Lawmakers set stage for legislative session

Rep. Marcus Oshiro Rep. Marcus Oshiro
Sen. Sam Slom Sen. Sam Slom
Sen. Jill Tokuda Sen. Jill Tokuda
Sen. Brian Taniguchi Sen. Brian Taniguchi
Sen. Glenn Wakai Sen. Glenn Wakai
HONOLULU (HawaiiNewsNow) -

After the 27th State Legislature convenes Wednesday, expect the state budget to dominate discussion. Front and center will be finances and how to reconcile Gov. Neil Abercrombie's wish list with the state's bottom line.

"I think there are going to be issues of revenue, hotel room tax, GET increase, renewable energy tax credits," said Rep. Marcus Oshiro (D-Wahiawa, Whitmore Village, Launani Valley).

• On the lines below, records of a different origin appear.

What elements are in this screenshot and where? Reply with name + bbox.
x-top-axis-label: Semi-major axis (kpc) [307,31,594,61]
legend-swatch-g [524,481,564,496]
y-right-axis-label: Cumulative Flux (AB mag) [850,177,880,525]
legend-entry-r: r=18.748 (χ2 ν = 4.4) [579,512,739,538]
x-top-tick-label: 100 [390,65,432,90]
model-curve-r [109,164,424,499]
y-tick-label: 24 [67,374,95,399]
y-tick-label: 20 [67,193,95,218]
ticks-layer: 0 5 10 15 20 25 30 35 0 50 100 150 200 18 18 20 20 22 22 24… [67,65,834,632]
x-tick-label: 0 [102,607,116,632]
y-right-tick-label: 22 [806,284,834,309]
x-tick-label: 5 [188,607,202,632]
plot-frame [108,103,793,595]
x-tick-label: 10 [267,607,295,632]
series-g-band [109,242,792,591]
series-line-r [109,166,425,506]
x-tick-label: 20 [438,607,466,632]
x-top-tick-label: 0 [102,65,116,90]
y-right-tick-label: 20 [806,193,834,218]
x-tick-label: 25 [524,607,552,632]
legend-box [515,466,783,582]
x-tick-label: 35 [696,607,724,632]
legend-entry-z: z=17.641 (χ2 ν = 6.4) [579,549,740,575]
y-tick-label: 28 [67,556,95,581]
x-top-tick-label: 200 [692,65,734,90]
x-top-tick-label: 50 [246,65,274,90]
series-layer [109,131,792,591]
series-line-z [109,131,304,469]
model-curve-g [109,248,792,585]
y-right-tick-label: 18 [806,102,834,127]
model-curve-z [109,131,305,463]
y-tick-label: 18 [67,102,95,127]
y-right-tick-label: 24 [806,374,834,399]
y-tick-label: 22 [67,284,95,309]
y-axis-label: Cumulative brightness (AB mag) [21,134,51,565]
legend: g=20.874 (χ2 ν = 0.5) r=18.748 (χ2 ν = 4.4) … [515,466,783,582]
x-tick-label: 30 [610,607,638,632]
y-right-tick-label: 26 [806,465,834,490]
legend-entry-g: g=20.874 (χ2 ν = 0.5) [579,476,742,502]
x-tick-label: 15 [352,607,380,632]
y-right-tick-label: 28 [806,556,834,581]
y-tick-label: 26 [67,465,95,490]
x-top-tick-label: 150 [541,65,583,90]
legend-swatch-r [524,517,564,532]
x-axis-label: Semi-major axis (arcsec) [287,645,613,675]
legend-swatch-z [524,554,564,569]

"I still maintain we have not turned the corner. We have not gotten better. Yes, the visitor industry is terrific. But construction, retailing, wholesaling, manufacturing, are still on the bench," said Sen. Sam Slom (R-Hawaii Kai, Aina Haina, Kahala).

A lot of ink will go to early education. For grades K through 12, Sen. Jill Tokuda feels the focus should be on student achievement.

"At the end of the day, how are we helping students to progress? Are students learning? And how are we putting students at the center of all of our decisions and our discussions?" she said.

In the wake of the Stevie Wonder concert fiasco and a committee's grilling of University of Hawaii officials over policies, Sen. Brian Taniguchi said expect UH to be under intense scrutiny.

"There's a lot of concern about high salaries, about overlapping of responsibilities, about how they handle money," he said.

Another area to keep an eye on is technology.

"We need to have that third leg of our economic stool to provide jobs for our youth that are high-paying and uses the brain instead of the muscle," said Sen. Glenn Wakai (D-Kalihi, Moanalua Gardens, Salt Lake).

Slom doesn't want diversions to get in the way of key issues.

"Marijuana, gambling, assisted suicide, all these things from the past to divert our attention from what really is important. And what really is important is the budget and the economy," he said.

Lawmakers have 60 days to sort it all out.